The process of developing community plans we believe has been captured by other interests. As currently enacted in the primary planning legislation, they are not a  expression of  community aspirations, but are merely a device that express the aspirations of the Government and local authorities under the guise of a community plan. Requiring LPPs to have regard for the NPF, LDP and LOIPs effectively ensures that they are a mechanism that captures the soul of the community and denies them a right of self expression. The process limits the plans to land use planning issues and what are considered planning or material considerations. We believe community plans should take a holistic approach that allows a broader range to be explored than merely planning issues.

That is not to say that communities should not develop their own community action plans. We would encourage people to do so, but in their own way, using their own expertise that focusses on their own community, and no others, future aspirations. They should be a form of self expression which should be free of other influences that allows people to self organise and develop activities that can really benefit the community. It is not fair for a process to encourage and distract communities into developing plans that are highly unlikely to be realised.

Any community developing a Local Place Plan under the current guidance should be aware that the plans themselves are not given statutory weight, so expectations should be kept realistic in terms of influencing planning decisions or development plans. Communities need to be aware that their plans carry very little weight and are unlikely, in our market driven planning system, to have much if any influence on development on the ground. If they are not provided with evidence of how the ‘system’ will respond to their aspirations then they are being given false promises that their plans will have some kind of power.

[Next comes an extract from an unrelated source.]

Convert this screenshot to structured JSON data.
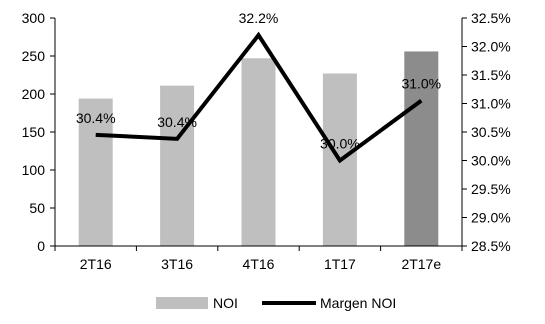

We believe that the current process requires communities to become quasi planners, the amount of documents they are required to have regard for including the NPF4, LDP and LOIPs not only requires a level of expertise and time that should be recompensed, but will exacerbate inequalities between communities further disadvantaging those who are less well resourced. Without adequate allocated funding behind them LPP’s will be a huge burden to many communities, requiring them to rely on specialist expertise. Currently there are not enough options for who can provide this expertise. As a priority, a broadly based pool of expertise needs to be developed which reflects the diversity of Scotland’s community sector. As a guiding principle, peer to peer learning and delivery of the LPP process should be encouraged.